Projet de loi 141

Le consommateur en sort-il gagnant?

Dans un article paru le 8 mai dernier dans le quotidien Le Devoir, le journaliste François Desjardins présente le point de vue du ministre des Finances du Québec, Carlos Leitão, concernant le projet de loi 141 (PL 141) sur l’encadrement du système financier. Rappelons qu’il s’agit d’un projet de loi monstre qui vient modifier plus d’une cinquantaine de lois qui touchent de près ou de loin différents aspects du système financier. Le PL 141 vient notamment permettre la vente en ligne d’assurance sans l’entremise d’un représentant certifié, que ce soit un courtier d’assurance, ou encore, un agent d’assurance lorsque l’on appelle directement chez l’assureur.

Nous pouvons lire dans l’article de M. Desjardins que, selon le ministre, « ceux qui concluent à un affaiblissement de la protection des consommateurs font une mauvaise lecture du projet de loi », et que la position du gouvernement « ne fait aucun compromis sur la protection du consommateur ». La Confédération des syndicats nationaux (CSN) et la Fédération du commerce–CSN sont en désaccord avec le ministre.

Nous représentons plus de 1000 travailleuses et travailleurs qui exercent fièrement le métier d’agent d’assurance au sein de la SSQ. Leur quotidien consiste à bien informer et à conseiller consciencieusement le consommateur, afin qu’il obtienne le produit d’assurance qui convient le mieux à ses besoins.

Les conséquences liées à une couverture d’assurance inadéquate peuvent s’avérer catastrophiques financièrement pour l’assuré, pouvant même parfois entraîner la faillite. Cette situation peut d’autant plus survenir s’il se croit couvert à tort. Le domaine de l’assurance est extrêmement complexe. Par exemple, saviez-vous que dans le domaine de l’assurance automobile, qui apparaît pourtant simple au premier abord, il existe un total de 42 avenants rattachés au seul formulaire des propriétaires (FPQ no 1)? Savez-vous lesquels sont pertinents pour vous?

C’est pourquoi au fil des ans, la loi a conféré un rôle important aux représentants d’assurance. En présence d’un représentant certifié, le client bénéficie d’une protection non négligeable. En effet, le représentant doit réussir un examen et obtenir un permis de pratique de l’Autorité des marchés financiers (AMF); il doit également se conformer à un code de déontologie qui l’assujettit à un comité de discipline en cas d’infraction; enfin, il doit suivre 20 heures de formation continue tous les deux ans.

Avec la vente de produits d’assurance en ligne sans représentant, la tentation sera grande de naviguer sur un site Internet de comparaison d’assurances et de cliquer sur l’offre la plus abordable sans comparer la portée des protections offertes et des exclusions des différents produits proposés sur le marché.
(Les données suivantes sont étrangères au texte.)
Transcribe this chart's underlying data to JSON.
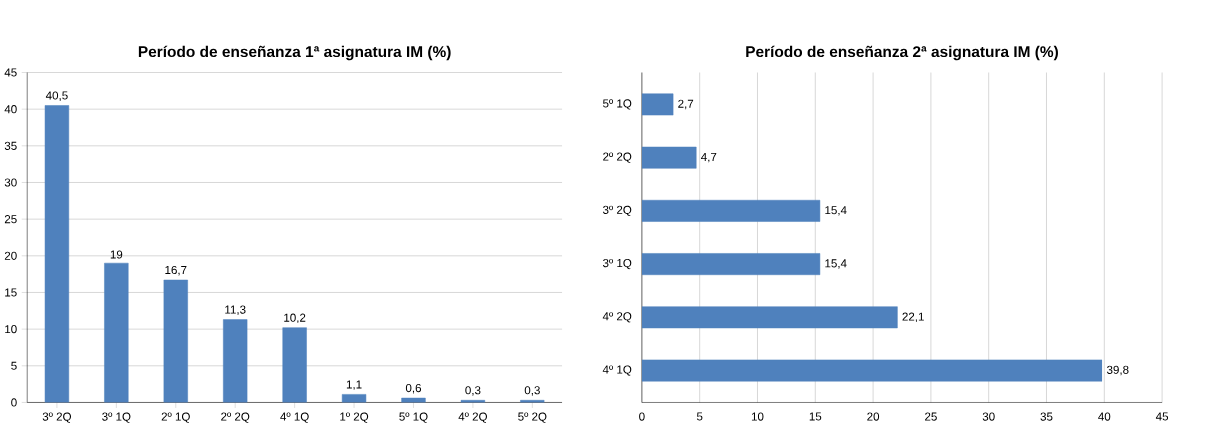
{
  "chart_data": [
    {
      "type": "bar",
      "title": "Período de enseñanza 1ª asignatura IM (%)",
      "categories": [
        "3º 2Q",
        "3º 1Q",
        "2º 1Q",
        "2º 2Q",
        "4º 1Q",
        "1º 2Q",
        "5º 1Q",
        "4º 2Q",
        "5º 2Q"
      ],
      "values": [
        40.5,
        19,
        16.7,
        11.3,
        10.2,
        1.1,
        0.6,
        0.3,
        0.3
      ],
      "value_labels": [
        "40,5",
        "19",
        "16,7",
        "11,3",
        "10,2",
        "1,1",
        "0,6",
        "0,3",
        "0,3"
      ],
      "color": "#4f81bd",
      "ylim": [
        0,
        45
      ],
      "yticks": [
        0,
        5,
        10,
        15,
        20,
        25,
        30,
        35,
        40,
        45
      ],
      "grid": "y"
    },
    {
      "type": "bar",
      "orientation": "horizontal",
      "title": "Período de enseñanza 2ª asignatura IM (%)",
      "categories": [
        "5º 1Q",
        "2º 2Q",
        "3º 2Q",
        "3º 1Q",
        "4º 2Q",
        "4º 1Q"
      ],
      "values": [
        2.7,
        4.7,
        15.4,
        15.4,
        22.1,
        39.8
      ],
      "value_labels": [
        "2,7",
        "4,7",
        "15,4",
        "15,4",
        "22,1",
        "39,8"
      ],
      "color": "#4f81bd",
      "xlim": [
        0,
        45
      ],
      "xticks": [
        0,
        5,
        10,
        15,
        20,
        25,
        30,
        35,
        40,
        45
      ],
      "grid": "x"
    }
  ]
}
Avec le PL 141, certaines responsabilités additionnelles ont été dévolues aux assureurs pour encadrer la vente en ligne, mais cela n’est pas suffisant. Visiblement, la manière dont la vente d’assurance en ligne sera encadrée créera deux standards de protection distincts pour le consommateur, soit l’assurance est distribuée en ligne sans l’entremise d’un représentant certifié, soit elle l’est par un moyen traditionnel (rencontre en personne ou téléphonique avec un représentant).

Certains diront que la formule envisagée donne le choix au consommateur, puisqu’en tout temps lors du processus en ligne, il pourra contacter un agent d’assurance pour obtenir des conseils. Or, l’agent d’assurance n’est pas seulement là pour répondre aux questions des consommateurs ; son rôle consiste aussi à vérifier certains éléments d’information et à poser des questions pour clarifier les besoins du client, qui ne s’y connaît pas nécessairement en matière d’assurance.

Si le ministre Leitão souhaite réellement ne faire aucun compromis sur la protection du consommateur, le seul choix qui lui reste, selon nous, est d’encadrer la vente d’assurance en ligne de manière à ce que le client maintienne l’accès aux conseils des représentants d’assurance.

Nous déplorons par ailleurs le fait que cet important enjeu soit noyé dans un projet de loi aussi volumineux. Nos gouvernements doivent mettre fin à cette habitude qu’ils ont depuis quelque temps de se servir de projets de loi « mammouth » pour faire avaler des décisions politiques qu’ils savent délicates ou impopulaires.

La menace qui pèse sur les emplois dans le secteur des assurances crée une grande inquiétude chez les travailleuses et travailleurs. Mais qu’ils soient rassurés, la CSN et la Fédération du commerce–CSN poursuivront leurs interventions pour dénoncer les effets néfastes du PL 141.